Jimmy Lu
Jimmy Lu

Reputation: 5100

Does Inline restrict the function/method to the scope of its current source file?

Say I have something the following in my program,

// namespaceB.h
#include "namespaceA.h"
namespace B {
class Tree {
    public:
    Tree *prev;
    Tree *next;
    Tree *down;
    A::Kind kind;

    Tree();
    ~Tree();
};
}
// end of namespaceB.h
// Implementation details of the class are placed in namespaceB.cc
// Constructor / Desctructor defined in the namespaceB.cc file!
// Something like this,
#include "namespaceB.h"
namespace B {
inline Tree::Tree() { ... }
inline Tree::~Tree() { ... }
}

My question is that does inlining the ctor/dtor restrict their uses to within the current source file?

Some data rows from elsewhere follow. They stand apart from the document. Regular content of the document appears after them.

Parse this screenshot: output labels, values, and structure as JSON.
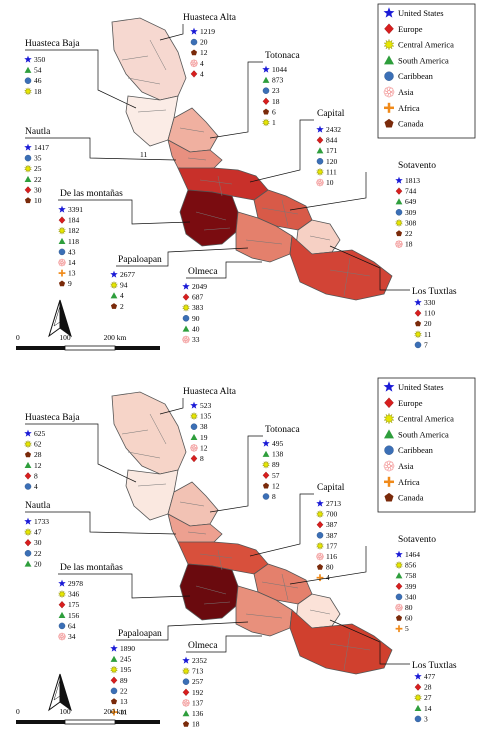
{
  "legend": [
    {
      "label": "United States",
      "icon": "star-icon",
      "color": "#1a1ad6"
    },
    {
      "label": "Europe",
      "icon": "diamond-icon",
      "color": "#d81e1e"
    },
    {
      "label": "Central America",
      "icon": "sunburst-icon",
      "color": "#e6e600"
    },
    {
      "label": "South America",
      "icon": "triangle-icon",
      "color": "#2e9e3c"
    },
    {
      "label": "Caribbean",
      "icon": "circle-icon",
      "color": "#3b6fb6"
    },
    {
      "label": "Asia",
      "icon": "flower-icon",
      "color": "#f4a6a6"
    },
    {
      "label": "Africa",
      "icon": "cross-icon",
      "color": "#f08a1a"
    },
    {
      "label": "Canada",
      "icon": "pentagon-icon",
      "color": "#7a2a0a"
    }
  ],
  "scale_bar": {
    "ticks": [
      "0",
      "100",
      "200 km"
    ]
  },
  "map_marker": "11",
  "panels": [
    {
      "regions": [
        {
          "name": "Huasteca Baja",
          "items": [
            [
              "star",
              "350"
            ],
            [
              "triangle",
              "54"
            ],
            [
              "circle",
              "46"
            ],
            [
              "sun",
              "18"
            ]
          ]
        },
        {
          "name": "Huasteca Alta",
          "items": [
            [
              "star",
              "1219"
            ],
            [
              "circle",
              "20"
            ],
            [
              "pentagon",
              "12"
            ],
            [
              "flower",
              "4"
            ],
            [
              "diamond",
              "4"
            ]
          ]
        },
        {
          "name": "Totonaca",
          "items": [
            [
              "star",
              "1044"
            ],
            [
              "triangle",
              "873"
            ],
            [
              "circle",
              "23"
            ],
            [
              "diamond",
              "18"
            ],
            [
              "pentagon",
              "6"
            ],
            [
              "sun",
              "1"
            ]
          ]
        },
        {
          "name": "Capital",
          "items": [
            [
              "star",
              "2432"
            ],
            [
              "diamond",
              "844"
            ],
            [
              "triangle",
              "171"
            ],
            [
              "circle",
              "120"
            ],
            [
              "sun",
              "111"
            ],
            [
              "flower",
              "10"
            ]
          ]
        },
        {
          "name": "Nautla",
          "items": [
            [
              "star",
              "1417"
            ],
            [
              "circle",
              "35"
            ],
            [
              "sun",
              "25"
            ],
            [
              "triangle",
              "22"
            ],
            [
              "diamond",
              "30"
            ],
            [
              "pentagon",
              "10"
            ]
          ]
        },
        {
          "name": "Sotavento",
          "items": [
            [
              "star",
              "1813"
            ],
            [
              "diamond",
              "744"
            ],
            [
              "triangle",
              "649"
            ],
            [
              "circle",
              "309"
            ],
            [
              "sun",
              "308"
            ],
            [
              "pentagon",
              "22"
            ],
            [
              "flower",
              "18"
            ]
          ]
        },
        {
          "name": "De las montañas",
          "items": [
            [
              "star",
              "3391"
            ],
            [
              "diamond",
              "184"
            ],
            [
              "sun",
              "182"
            ],
            [
              "triangle",
              "118"
            ],
            [
              "circle",
              "43"
            ],
            [
              "flower",
              "14"
            ],
            [
              "cross",
              "13"
            ],
            [
              "pentagon",
              "9"
            ]
          ]
        },
        {
          "name": "Papaloapan",
          "items": [
            [
              "star",
              "2677"
            ],
            [
              "sun",
              "94"
            ],
            [
              "triangle",
              "4"
            ],
            [
              "pentagon",
              "2"
            ]
          ]
        },
        {
          "name": "Olmeca",
          "items": [
            [
              "star",
              "2049"
            ],
            [
              "diamond",
              "687"
            ],
            [
              "sun",
              "383"
            ],
            [
              "circle",
              "90"
            ],
            [
              "triangle",
              "40"
            ],
            [
              "flower",
              "33"
            ]
          ]
        },
        {
          "name": "Los Tuxtlas",
          "items": [
            [
              "star",
              "330"
            ],
            [
              "diamond",
              "110"
            ],
            [
              "pentagon",
              "20"
            ],
            [
              "sun",
              "11"
            ],
            [
              "circle",
              "7"
            ]
          ]
        }
      ]
    },
    {
      "regions": [
        {
          "name": "Huasteca Baja",
          "items": [
            [
              "star",
              "625"
            ],
            [
              "sun",
              "62"
            ],
            [
              "pentagon",
              "28"
            ],
            [
              "triangle",
              "12"
            ],
            [
              "diamond",
              "8"
            ],
            [
              "circle",
              "4"
            ]
          ]
        },
        {
          "name": "Huasteca Alta",
          "items": [
            [
              "star",
              "523"
            ],
            [
              "sun",
              "135"
            ],
            [
              "circle",
              "38"
            ],
            [
              "triangle",
              "19"
            ],
            [
              "flower",
              "12"
            ],
            [
              "diamond",
              "8"
            ]
          ]
        },
        {
          "name": "Totonaca",
          "items": [
            [
              "star",
              "495"
            ],
            [
              "triangle",
              "138"
            ],
            [
              "sun",
              "89"
            ],
            [
              "diamond",
              "57"
            ],
            [
              "pentagon",
              "12"
            ],
            [
              "circle",
              "8"
            ]
          ]
        },
        {
          "name": "Capital",
          "items": [
            [
              "star",
              "2713"
            ],
            [
              "sun",
              "700"
            ],
            [
              "diamond",
              "387"
            ],
            [
              "circle",
              "387"
            ],
            [
              "sun",
              "177"
            ],
            [
              "flower",
              "116"
            ],
            [
              "pentagon",
              "80"
            ],
            [
              "cross",
              "4"
            ]
          ]
        },
        {
          "name": "Nautla",
          "items": [
            [
              "star",
              "1733"
            ],
            [
              "sun",
              "47"
            ],
            [
              "diamond",
              "30"
            ],
            [
              "circle",
              "22"
            ],
            [
              "triangle",
              "20"
            ]
          ]
        },
        {
          "name": "Sotavento",
          "items": [
            [
              "star",
              "1464"
            ],
            [
              "sun",
              "856"
            ],
            [
              "triangle",
              "758"
            ],
            [
              "diamond",
              "399"
            ],
            [
              "circle",
              "340"
            ],
            [
              "flower",
              "80"
            ],
            [
              "pentagon",
              "60"
            ],
            [
              "cross",
              "5"
            ]
          ]
        },
        {
          "name": "De las montañas",
          "items": [
            [
              "star",
              "2978"
            ],
            [
              "sun",
              "346"
            ],
            [
              "diamond",
              "175"
            ],
            [
              "triangle",
              "156"
            ],
            [
              "circle",
              "64"
            ],
            [
              "flower",
              "34"
            ]
          ]
        },
        {
          "name": "Papaloapan",
          "items": [
            [
              "star",
              "1890"
            ],
            [
              "triangle",
              "245"
            ],
            [
              "sun",
              "195"
            ],
            [
              "diamond",
              "89"
            ],
            [
              "circle",
              "22"
            ],
            [
              "pentagon",
              "13"
            ],
            [
              "cross",
              "11"
            ]
          ]
        },
        {
          "name": "Olmeca",
          "items": [
            [
              "star",
              "2352"
            ],
            [
              "sun",
              "713"
            ],
            [
              "circle",
              "257"
            ],
            [
              "diamond",
              "192"
            ],
            [
              "flower",
              "137"
            ],
            [
              "triangle",
              "136"
            ],
            [
              "pentagon",
              "18"
            ]
          ]
        },
        {
          "name": "Los Tuxtlas",
          "items": [
            [
              "star",
              "477"
            ],
            [
              "diamond",
              "28"
            ],
            [
              "sun",
              "27"
            ],
            [
              "triangle",
              "14"
            ],
            [
              "circle",
              "3"
            ]
          ]
        }
      ]
    }
  ]
}
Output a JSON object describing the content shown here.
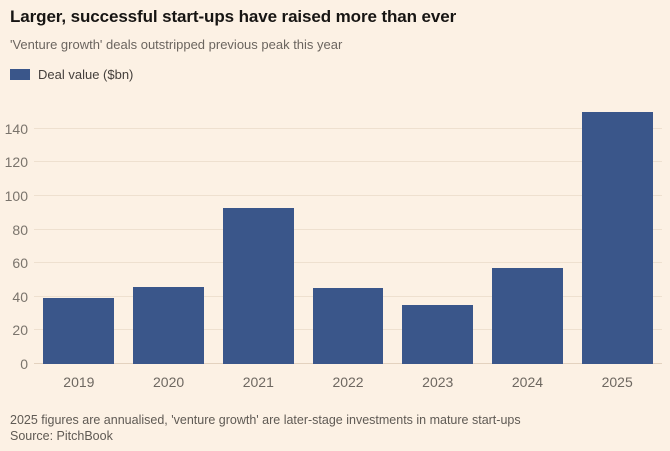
{
  "header": {
    "title": "Larger, successful start-ups have raised more than ever",
    "subtitle": "'Venture growth' deals outstripped previous peak this year"
  },
  "legend": {
    "label": "Deal value ($bn)",
    "swatch_color": "#3a568a"
  },
  "chart_data": {
    "type": "bar",
    "title": "Larger, successful start-ups have raised more than ever",
    "subtitle": "'Venture growth' deals outstripped previous peak this year",
    "series_name": "Deal value ($bn)",
    "categories": [
      "2019",
      "2020",
      "2021",
      "2022",
      "2023",
      "2024",
      "2025"
    ],
    "values": [
      39,
      46,
      93,
      45,
      35,
      57,
      150
    ],
    "xlabel": "",
    "ylabel": "Deal value ($bn)",
    "ylim": [
      0,
      160
    ],
    "yticks": [
      0,
      20,
      40,
      60,
      80,
      100,
      120,
      140
    ],
    "grid": true,
    "legend_position": "top-left",
    "bar_color": "#3a568a",
    "background_color": "#fcf1e4",
    "gridline_color": "#eee0cf"
  },
  "footer": {
    "note": "2025 figures are annualised, 'venture growth' are later-stage investments in mature start-ups",
    "source": "Source: PitchBook"
  }
}
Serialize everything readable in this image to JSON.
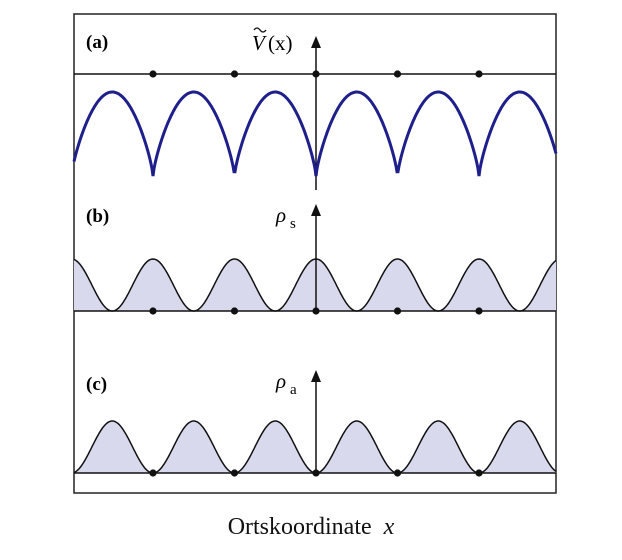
{
  "panels": [
    {
      "label": "(a)",
      "axis_symbol": "V",
      "axis_arg": "(x)",
      "curve": "potential",
      "curve_color": "#1f1f8c"
    },
    {
      "label": "(b)",
      "axis_symbol": "ρ",
      "axis_sub": "s",
      "curve": "symmetric density",
      "fill_color": "#d9d9ee"
    },
    {
      "label": "(c)",
      "axis_symbol": "ρ",
      "axis_sub": "a",
      "curve": "antisymmetric density",
      "fill_color": "#d9d9ee"
    }
  ],
  "caption": {
    "text": "Ortskoordinate",
    "variable": "x"
  },
  "lattice_period_count": 6
}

I thought inlining is just a way to improve efficiency?

What if Tree has a memeber method like

Tree& Tree::operator+(Tree const& rhs);

defined in header file, and in the source file

inline Tree& Tree::operator+(Tree const& rhs) { ... }

I played with that a bit, and it seems "inline" here also restricts Tree::operator+(...) to the scope of that source file

which means this will fail:

#include "namespaceB.h"
int main() {
B::Tree tree;    // Fail to link
return 0;    
}

As shown here: Cannot create an instance of a class from another namespace?

After I removed "inline" from ctor/dtor of class Tree, everything compiled and linked perfectly.

Can someone please explain what exactly inline does?

Thanks,

Upvotes: 1

Views: 300

Answers (1)

JoeG
JoeG

Reputation: 13192

If you mark a function as inline, you must include it in every source file from which it is used.

The C++11 standard has this to say:

7.1.2/4: "An inline function shall be defined in every translation unit in which it is odr-used and shall have exactly the same definition in every case."